Building a Fully Decentralized Voting System Using Just Git and Pull Requests
Published June 23, 2025
4 min read
The Premise
What if we could build a fully transparent, auditable, and tamper-evident voting system -- without any servers, centralized backend, or traditional databases?
The result is GitVote - a simple but powerful decentralized voting system that uses nothing but Git, pull requests, and a little bit of Rust.
Why Git?
Git already gives us:
- A fully distributed ledger
- Immutable commit history
- Branching and merging workflows
- Forking for isolated participant actions
- Cryptographic integrity through hashes and signatures
With all that, we're part of the way to a blockchain.
I wondered if I could build a voting system where Git itself is the storage layer, the consensus layer, and the audit trail.
The Design
At a high level, GitVote works like this:
- Proposals are created as dedicated Git branches
- Votes are submitted as files inside pull requests.
- Voter ID is tied to each voter's Git configuration (name and email)
- Duplicate Voting is automatically prevented via CI checks
- Immutable blocks are built from merged votes using deterministic hashing
- Tally results can be generated entirely offline from the final ledger
There's no central database, API server, or backend.
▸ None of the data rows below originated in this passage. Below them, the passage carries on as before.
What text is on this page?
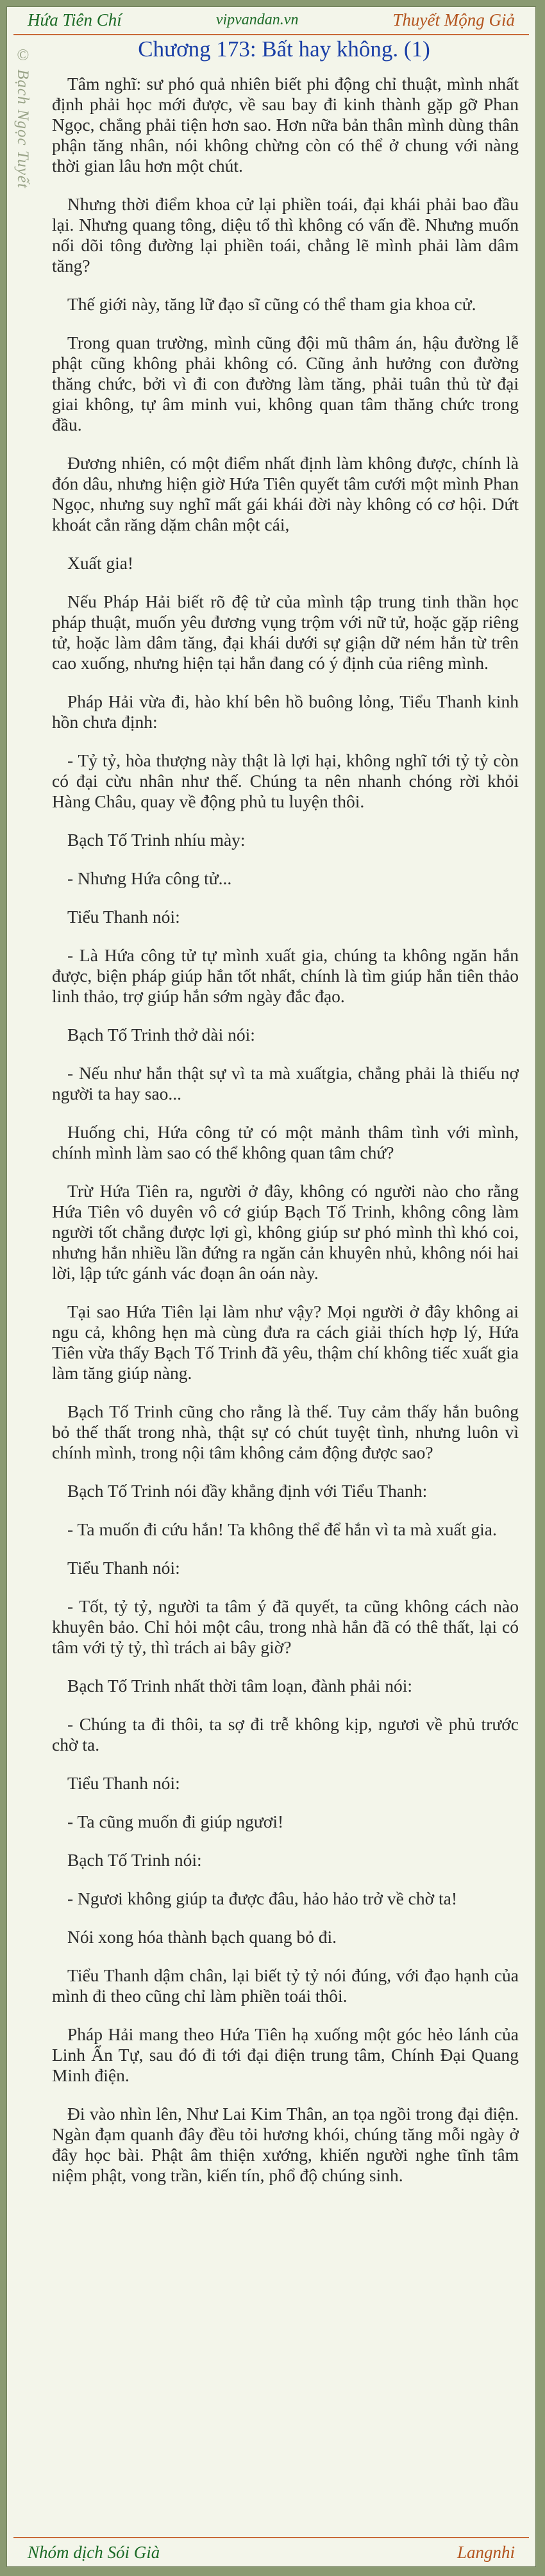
Hứa Tiên Chí	vipvandan.vn	Thuyết Mộng Giả
© Bạch Ngọc Tuyết	Chương 173: Bất hay không. (1)

Tâm nghĩ: sư phó quả nhiên biết phi động chỉ thuật, mình nhất định phải học mới được, về sau bay đi kinh thành gặp gỡ Phan Ngọc, chẳng phải tiện hơn sao. Hơn nữa bản thân mình dùng thân phận tăng nhân, nói không chừng còn có thể ở chung với nàng thời gian lâu hơn một chút.

Nhưng thời điểm khoa cử lại phiền toái, đại khái phải bao đầu lại. Nhưng quang tông, diệu tổ thì không có vấn đề. Nhưng muốn nối dõi tông đường lại phiền toái, chẳng lẽ mình phải làm dâm tăng?

Thế giới này, tăng lữ đạo sĩ cũng có thể tham gia khoa cử.

Trong quan trường, mình cũng đội mũ thâm án, hậu đường lễ phật cũng không phải không có. Cũng ảnh hưởng con đường thăng chức, bởi vì đi con đường làm tăng, phải tuân thủ từ đại giai không, tự âm minh vui, không quan tâm thăng chức trong đầu.

Đương nhiên, có một điểm nhất định làm không được, chính là đón dâu, nhưng hiện giờ Hứa Tiên quyết tâm cưới một mình Phan Ngọc, nhưng suy nghĩ mất gái khái đời này không có cơ hội. Dứt khoát cắn răng dặm chân một cái,

Xuất gia!

Nếu Pháp Hải biết rõ đệ tử của mình tập trung tinh thần học pháp thuật, muốn yêu đương vụng trộm với nữ tử, hoặc gặp riêng tử, hoặc làm dâm tăng, đại khái dưới sự giận dữ ném hắn từ trên cao xuống, nhưng hiện tại hắn đang có ý định của riêng mình.

Pháp Hải vừa đi, hào khí bên hồ buông lỏng, Tiểu Thanh kinh hồn chưa định:

- Tỷ tỷ, hòa thượng này thật là lợi hại, không nghĩ tới tỷ tỷ còn có đại cừu nhân như thế. Chúng ta nên nhanh chóng rời khỏi Hàng Châu, quay về động phủ tu luyện thôi.

Bạch Tố Trinh nhíu mày:

- Nhưng Hứa công tử...

Tiểu Thanh nói:

- Là Hứa công tử tự mình xuất gia, chúng ta không ngăn hắn được, biện pháp giúp hắn tốt nhất, chính là tìm giúp hắn tiên thảo linh thảo, trợ giúp hắn sớm ngày đắc đạo.

Bạch Tố Trinh thở dài nói:

- Nếu như hắn thật sự vì ta mà xuấtgia, chẳng phải là thiếu nợ người ta hay sao...

Huống chi, Hứa công tử có một mảnh thâm tình với mình, chính mình làm sao có thể không quan tâm chứ?

Trừ Hứa Tiên ra, người ở đây, không có người nào cho rằng Hứa Tiên vô duyên vô cớ giúp Bạch Tố Trinh, không công làm người tốt chẳng được lợi gì, không giúp sư phó mình thì khó coi, nhưng hắn nhiều lần đứng ra ngăn cản khuyên nhủ, không nói hai lời, lập tức gánh vác đoạn ân oán này.

Tại sao Hứa Tiên lại làm như vậy? Mọi người ở đây không ai ngu cả, không hẹn mà cùng đưa ra cách giải thích hợp lý, Hứa Tiên vừa thấy Bạch Tố Trinh đã yêu, thậm chí không tiếc xuất gia làm tăng giúp nàng.

Bạch Tố Trinh cũng cho rằng là thế. Tuy cảm thấy hắn buông bỏ thế thất trong nhà, thật sự có chút tuyệt tình, nhưng luôn vì chính mình, trong nội tâm không cảm động được sao?

Bạch Tố Trinh nói đầy khẳng định với Tiểu Thanh:

- Ta muốn đi cứu hắn! Ta không thể để hắn vì ta mà xuất gia.

Tiểu Thanh nói:

- Tốt, tỷ tỷ, người ta tâm ý đã quyết, ta cũng không cách nào khuyên bảo. Chỉ hỏi một câu, trong nhà hắn đã có thê thất, lại có tâm với tỷ tỷ, thì trách ai bây giờ?

Bạch Tố Trinh nhất thời tâm loạn, đành phải nói:

- Chúng ta đi thôi, ta sợ đi trễ không kịp, ngươi về phủ trước chờ ta.

Tiểu Thanh nói:

- Ta cũng muốn đi giúp ngươi!

Bạch Tố Trinh nói:

- Ngươi không giúp ta được đâu, hảo hảo trở về chờ ta!

Nói xong hóa thành bạch quang bỏ đi.

Tiểu Thanh dậm chân, lại biết tỷ tỷ nói đúng, với đạo hạnh của mình đi theo cũng chỉ làm phiền toái thôi.

Pháp Hải mang theo Hứa Tiên hạ xuống một góc hẻo lánh của Linh Ẩn Tự, sau đó đi tới đại điện trung tâm, Chính Đại Quang Minh điện.

Đi vào nhìn lên, Như Lai Kim Thân, an tọa ngồi trong đại điện. Ngàn đạm quanh đây đều tỏi hương khói, chúng tăng mỗi ngày ở đây học bài. Phật âm thiện xướng, khiến người nghe tĩnh tâm niệm phật, vong trần, kiến tín, phổ độ chúng sinh.

Nhóm dịch Sói Già	Langnhi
Everything happens inside of Git.
The Voting Flow
Proposal Creation
Each new proposal is created as a new Git branch, for example:
proposal/001-color-vote
A simple schema.json
file defines the allowed choices for that proposal:
{
"allowed": ["blue", "purple", "green"]
}
Voter Submission
Voters follow this flow:
- Fork the governance repo
- Clone their fork locally
- Checkout the correct proposal branch
- Run GitVote CLI tool to cast their vote:
gitvote cast --choice purple
This will:
- Write a new vote file into
votes/
(one file per voter) - Commits the vote using their Git identity
- Signs the commit (GPG coming soon)
- Prepares the branch for submission
- Push their branch back to their fork
- Open a pull request into the upstream proposal branch
Vote Validation
Every pull request triggers CI which runs:
gitvote validate
This will validate:
- The vote file format
- Compliance with the allowed schema
- No duplicate voters (one voter, one vote)
Invalid votes fail the CI and will not be merged
Merging & Chain Building
Once a valid PR is merged, CI will automatically run:
gitvote build-chain
This scans all merged vote files and creates an immutable hash-linked chain of blocks stored as plain JSON:
blocks/
block-0000.json
block-0001.json
...
Each block includes:
- The vote choice
- The voter identity
- The original timestamp of the vote
- The Cryptographic hash linking it to the previous block
Tallying Votes
At any time, anyone can run:
gitvote tally
This reads the blocks/
directory and generates a full tally of the current vote
state:
Vote Tally:
purple votes: 3
red votes: 2
Total unique voters: 5
No external system is needed to calculate the results — everything lives entirely inside Git.
The Tech Stack
- Rust for the core CLI,
gitvote
- Github Actions for CI validation and chain building
- Git itself as the distributed backend
Security
- Voter ID is tied to each user's Git config (
user.name
anduser.email
) - CI fully enforces schema validation and prevents voter duplication
- All votes are auditable forever via immutable commit history
- The chain is fully deterministic and reproducible offline
- The ledger can be archived back into
main
for permanent recordkeeping
The Benefits
- Simplicity: No central server or complex infrastructure
- Transparency: Every vote and rule is visible to all voters
- Auditability: Anyone can verify the ledger at any time
- Offline verifiability: The full vote chain is just a Git repo
Future Plans
There are a number of interesting enhancements that could be made here I think:
- GPG signature enforcement
- Anonymous but verifiable voting via zero-knowledge proofs
- Weighted or ranked ballots
- Multi-proposal governance workflow
For now, GitVote is a minimal, functioning, fully decentralized voting system.
The Code/Demo
You can find the CLI here: GitVote CLI
You can find a test governance repo here: gitvote-test
By going to actions, you can see the various CI workflows that run during the voting process.
- First, I submit a valid vote for purple
- Then, I attempt to vote again for green, which correctly fails due to duplicate voter prevention
- Finally, I simulate a new voter by spoofing a different Git identity (via
git config
), submit a vote for blue, and the vote passes validation
Closing Thoughts
What originally started as an idea for "Gitcoin" and wanting to learn more about blockchains turned into a fully functional, fully auditable governance platform -- all built entirely on top of Git (and Rust).
It was pretty satisfying to turn pull requests, branch protections, and hash-linked commits into a simple, verifiable voting process.